Un peu époustouflé lui-même par son exploit, Tom Boonen accepta les félicitations et les marques de sympathie avec une lucidité peu commune. Quinze ans après, il se souvient.
"Si Hincapie avait été aussi bien que moi, on serait rentré sur Museeuw" , persiste-t-il à penser. " J’étais super-fort, je me souviens qu’à partir du 200e kilomètre, je regardais sans cesse mon compteur, persuadé que j’allais bientôt m’effondrer. À l’arrivée, j’étais surtout déçu d’avoir perdu. Avant l’entrée du secteur où je pensais que Museeuw allait attaquer, j’ai crié à Hincapie de se rapprocher. À ce moment précis, Johan a démarré. Je crois que j’aurais pu le suivre, mais pas plus tard dans la finale, j’étais complètement mort dans les dix derniers kilomètres."
Sur le vélodrome, fourbu, le jeune homme ne contestera pas la deuxième place à Wesemann.
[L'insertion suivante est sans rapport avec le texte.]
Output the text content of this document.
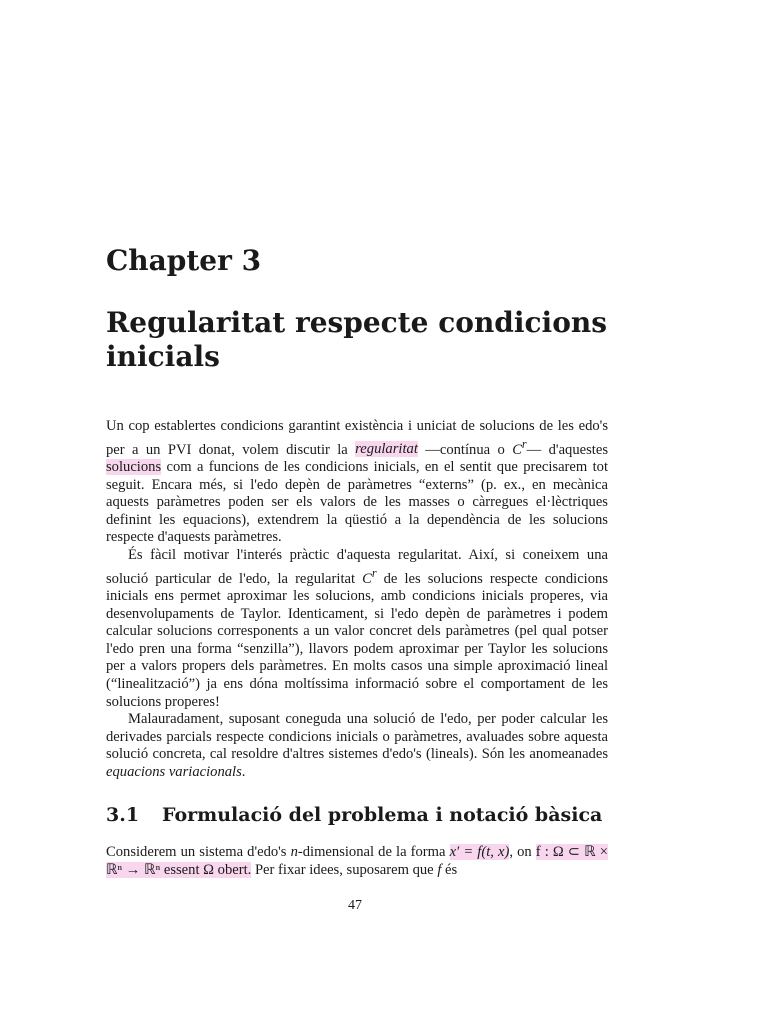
Chapter 3
Regularitat respecte condicions inicials

Un cop establertes condicions garantint existència i uniciat de solucions de les edo's per a un PVI donat, volem discutir la regularitat —contínua o $C^r—$ d'aquestes solucions com a funcions de les condicions inicials, en el sentit que precisarem tot seguit. Encara més, si l'edo depèn de paràmetres “externs” (p. ex., en mecànica aquests paràmetres poden ser els valors de les masses o càrregues el·lèctriques definint les equacions), extendrem la qüestió a la dependència de les solucions respecte d'aquests paràmetres.

És fàcil motivar l'interés pràctic d'aquesta regularitat. Així, si coneixem una solució particular de l'edo, la regularitat $C^r$ de les solucions respecte condicions inicials ens permet aproximar les solucions, amb condicions inicials properes, via desenvolupaments de Taylor. Identicament, si l'edo depèn de paràmetres i podem calcular solucions corresponents a un valor concret dels paràmetres (pel qual potser l'edo pren una forma “senzilla”), llavors podem aproximar per Taylor les solucions per a valors propers dels paràmetres. En molts casos una simple aproximació lineal (“linealització”) ja ens dóna moltíssima informació sobre el comportament de les solucions properes!

Malauradament, suposant coneguda una solució de l'edo, per poder calcular les derivades parcials respecte condicions inicials o paràmetres, avaluades sobre aquesta solució concreta, cal resoldre d'altres sistemes d'edo's (lineals). Són les anomeanades equacions variacionals.

3.1 Formulació del problema i notació bàsica

Considerem un sistema d'edo's n-dimensional de la forma x′ = f(t, x), on f : Ω ⊂ ℝ × ℝⁿ → ℝⁿ essent Ω obert. Per fixar idees, suposarem que f és

47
"J’étais super-content, car jamais je n’avais imaginé cela pour mon premier Roubaix, mais je me rendais compte qu’il y avait mieux à obtenir encore. Déjà, chez les espoirs (NdlR : il avait fini 3e et 4e) , j’avais une préférence pour Paris-Roubaix, mais, c’est ce jour-là que ça a vraiment commencé. "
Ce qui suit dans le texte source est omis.